In the code below, see how MainContext can handle the following scenarios with the declaration of 3 action blocks:

  • intent "greeting" : A greeting messages, such as "Hello" or "Hi". If the intent exists and has been trained on the NLP engine.

  • postback "email_subscription": A click event, that occurs when the user clicks on the button "Subscribe Me" replied by the block above.

  • everything_else: A generic response, in case the message were not any the ones declared above.

class MainContext < Conversation

  def blocks

    intent "greeting" do 
      @reply.text "Hello!"
      @reply.button(
        "What can I do for you?",
        [
          {
            title: "Subscribe Me",
            payload: "email_subscription"
          },
          {
            title: "See Featured Products",
            payload "products/featured"
          }
        ]
      )      
    end
    
    postback "email_subscription" do
      @reply.text "Great!"
      @reply.typing 1
      ask "/profile/ask_email"
    end
    
    everything_else do 
      @reply.text "My answers are still a bit limited."
    end

  end
  
end

The ask() method, that together with the block answer, focuses and reduces the conversation to achieve a goal.
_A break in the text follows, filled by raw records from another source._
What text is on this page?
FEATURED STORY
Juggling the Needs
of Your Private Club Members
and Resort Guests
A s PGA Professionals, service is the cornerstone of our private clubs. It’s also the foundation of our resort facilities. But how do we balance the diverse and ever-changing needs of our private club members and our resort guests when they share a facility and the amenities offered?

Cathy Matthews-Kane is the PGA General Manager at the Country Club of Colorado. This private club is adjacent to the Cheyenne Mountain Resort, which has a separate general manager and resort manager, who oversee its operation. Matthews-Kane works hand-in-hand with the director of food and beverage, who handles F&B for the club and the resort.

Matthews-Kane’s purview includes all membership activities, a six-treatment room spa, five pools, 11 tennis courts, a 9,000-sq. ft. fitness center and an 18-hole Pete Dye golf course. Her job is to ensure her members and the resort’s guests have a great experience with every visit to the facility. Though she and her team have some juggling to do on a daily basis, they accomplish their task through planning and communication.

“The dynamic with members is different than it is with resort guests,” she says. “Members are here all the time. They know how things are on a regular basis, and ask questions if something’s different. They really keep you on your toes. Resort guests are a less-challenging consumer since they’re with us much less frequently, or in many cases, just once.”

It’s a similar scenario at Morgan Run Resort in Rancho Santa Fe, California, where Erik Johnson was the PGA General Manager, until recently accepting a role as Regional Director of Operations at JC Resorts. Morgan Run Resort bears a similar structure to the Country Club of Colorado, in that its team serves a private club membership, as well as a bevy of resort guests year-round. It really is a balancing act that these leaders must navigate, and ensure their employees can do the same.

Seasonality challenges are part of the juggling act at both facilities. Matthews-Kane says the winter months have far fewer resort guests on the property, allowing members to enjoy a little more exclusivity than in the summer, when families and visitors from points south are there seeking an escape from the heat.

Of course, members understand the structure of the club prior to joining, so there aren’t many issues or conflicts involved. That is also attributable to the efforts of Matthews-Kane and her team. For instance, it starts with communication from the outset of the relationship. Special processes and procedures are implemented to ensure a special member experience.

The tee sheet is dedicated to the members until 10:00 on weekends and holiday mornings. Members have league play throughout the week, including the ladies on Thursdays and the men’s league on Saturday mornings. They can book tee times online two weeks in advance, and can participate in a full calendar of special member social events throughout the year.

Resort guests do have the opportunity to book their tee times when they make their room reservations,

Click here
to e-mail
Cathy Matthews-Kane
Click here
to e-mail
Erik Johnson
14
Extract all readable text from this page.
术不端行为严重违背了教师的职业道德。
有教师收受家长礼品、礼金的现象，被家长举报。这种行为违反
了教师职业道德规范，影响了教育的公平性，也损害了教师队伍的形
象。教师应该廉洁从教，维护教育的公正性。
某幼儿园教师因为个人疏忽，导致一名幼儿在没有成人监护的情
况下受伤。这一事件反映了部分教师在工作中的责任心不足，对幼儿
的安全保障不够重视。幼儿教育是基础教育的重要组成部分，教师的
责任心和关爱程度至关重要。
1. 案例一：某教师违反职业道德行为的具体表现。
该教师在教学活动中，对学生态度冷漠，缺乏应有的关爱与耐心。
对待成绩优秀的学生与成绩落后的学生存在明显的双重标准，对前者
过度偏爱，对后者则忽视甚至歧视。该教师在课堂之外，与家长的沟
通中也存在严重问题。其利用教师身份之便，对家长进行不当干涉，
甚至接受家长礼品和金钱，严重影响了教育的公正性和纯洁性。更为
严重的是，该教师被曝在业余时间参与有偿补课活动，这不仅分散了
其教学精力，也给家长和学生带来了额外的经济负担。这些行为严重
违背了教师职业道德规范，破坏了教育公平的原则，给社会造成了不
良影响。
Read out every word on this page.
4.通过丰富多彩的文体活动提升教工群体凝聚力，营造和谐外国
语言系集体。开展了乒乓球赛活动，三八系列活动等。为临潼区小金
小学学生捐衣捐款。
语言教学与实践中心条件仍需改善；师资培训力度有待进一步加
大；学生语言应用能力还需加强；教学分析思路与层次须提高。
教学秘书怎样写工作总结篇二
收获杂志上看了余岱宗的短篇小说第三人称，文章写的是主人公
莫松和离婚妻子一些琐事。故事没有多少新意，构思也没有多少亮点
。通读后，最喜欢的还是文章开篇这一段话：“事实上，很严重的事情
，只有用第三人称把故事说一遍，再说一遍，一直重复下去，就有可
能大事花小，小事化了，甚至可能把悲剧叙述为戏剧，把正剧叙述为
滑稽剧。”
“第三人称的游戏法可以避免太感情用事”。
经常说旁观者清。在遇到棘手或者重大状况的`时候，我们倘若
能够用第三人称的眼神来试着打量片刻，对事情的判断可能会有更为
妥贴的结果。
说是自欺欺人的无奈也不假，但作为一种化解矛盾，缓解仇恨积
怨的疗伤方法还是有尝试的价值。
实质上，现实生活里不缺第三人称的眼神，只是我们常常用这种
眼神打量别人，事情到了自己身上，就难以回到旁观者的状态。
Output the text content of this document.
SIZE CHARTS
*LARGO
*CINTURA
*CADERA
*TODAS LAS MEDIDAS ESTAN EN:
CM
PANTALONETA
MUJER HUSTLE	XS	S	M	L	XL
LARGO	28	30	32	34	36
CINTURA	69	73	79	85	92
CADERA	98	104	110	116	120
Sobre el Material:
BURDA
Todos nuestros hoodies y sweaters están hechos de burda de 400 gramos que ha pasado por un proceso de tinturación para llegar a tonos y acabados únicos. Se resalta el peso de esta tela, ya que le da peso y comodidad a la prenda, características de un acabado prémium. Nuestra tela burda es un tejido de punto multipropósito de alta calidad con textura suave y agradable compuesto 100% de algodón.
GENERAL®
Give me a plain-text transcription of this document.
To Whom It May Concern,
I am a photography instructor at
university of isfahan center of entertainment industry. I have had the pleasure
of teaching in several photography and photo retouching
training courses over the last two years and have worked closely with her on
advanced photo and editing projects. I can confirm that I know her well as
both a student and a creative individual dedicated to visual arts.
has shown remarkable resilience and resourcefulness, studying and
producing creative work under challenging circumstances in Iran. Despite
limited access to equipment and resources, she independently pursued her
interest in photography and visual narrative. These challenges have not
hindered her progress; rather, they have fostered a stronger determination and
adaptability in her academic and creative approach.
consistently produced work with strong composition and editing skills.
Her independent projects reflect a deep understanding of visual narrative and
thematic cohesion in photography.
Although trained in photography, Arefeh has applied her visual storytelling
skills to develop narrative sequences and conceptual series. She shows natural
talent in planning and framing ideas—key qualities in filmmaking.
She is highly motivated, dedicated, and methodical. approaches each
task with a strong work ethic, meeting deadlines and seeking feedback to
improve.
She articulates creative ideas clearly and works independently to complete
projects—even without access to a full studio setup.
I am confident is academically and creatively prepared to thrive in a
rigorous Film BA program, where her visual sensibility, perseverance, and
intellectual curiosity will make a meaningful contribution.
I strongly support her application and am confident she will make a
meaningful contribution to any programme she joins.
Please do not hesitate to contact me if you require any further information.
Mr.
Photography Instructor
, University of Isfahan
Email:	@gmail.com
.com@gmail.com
In this case "get the user's email".

Read more in the ask & answers chapter.

Multi-Context conversation

When the logic of the conversation becomes broader, a better distribution of the code will be very helpful.

For this reason, it's recommendable to create as many contexts needed, in a similar way to when the controllers are created in the MVC architecture.

Example

For this example we will create a new context called ProductsContext in bot/contexts/products_context.rb.

class ProductsContext < Conversation

  def blocks
  
    postback "featured" do
      products = Product.where(featured: true).limit(10)
      @reply.text "Here you can see our featured products 👇"
      @reply.template "products/carousel", products: products
    end

  end
  
end

And remembering the first example above, in the hypothetical scenario in which a user clicks on the second button "See Featured Products" (payload: "products/featured") that has been sent as reply in the block intent "greeting".

The click event will delegated in order to be handled by the ProductsContext, since the payload contains a route to this context. Learn more about this in Context Routing chapter.

Moving between contexts

These methods are used to take the conversation from one context to another:

change_to(route=String, params=Hash)

Changes the context of the conversation, from the current context to another context or sub-context.

After this method is called, all incoming messages from a particular user will be captured by the context defined in the route argument, and this context will remain active until the context changes again or exit_context() method were called.

Usage

Change to other context:

change_to "some_context_name"

Change to a sub context from other context:

change_to "some_context_name/sub_context_name"

Change to a sub context in the same context

change_to "./sub_context_name"

Change From a sub context to his parent context:

change_to "../sub_context_name"

Params

delegate_to(route=String, args=Hash)

It delegates the handling of the incoming message to a context or sub-context, but without the conversation changing context.

Usage

delegate_to "some_context_name_or_path", ignore_everything_else: false

The format of the route argument is the same as with the change_to() method.

Params

exit_context()

Exits the current context and takes the conversation to the default context.

Usage

exit_context()

keep()

Keeps the conversation in the delegated context. Whether it was delegated by context routing or by calling the delegate_to() method.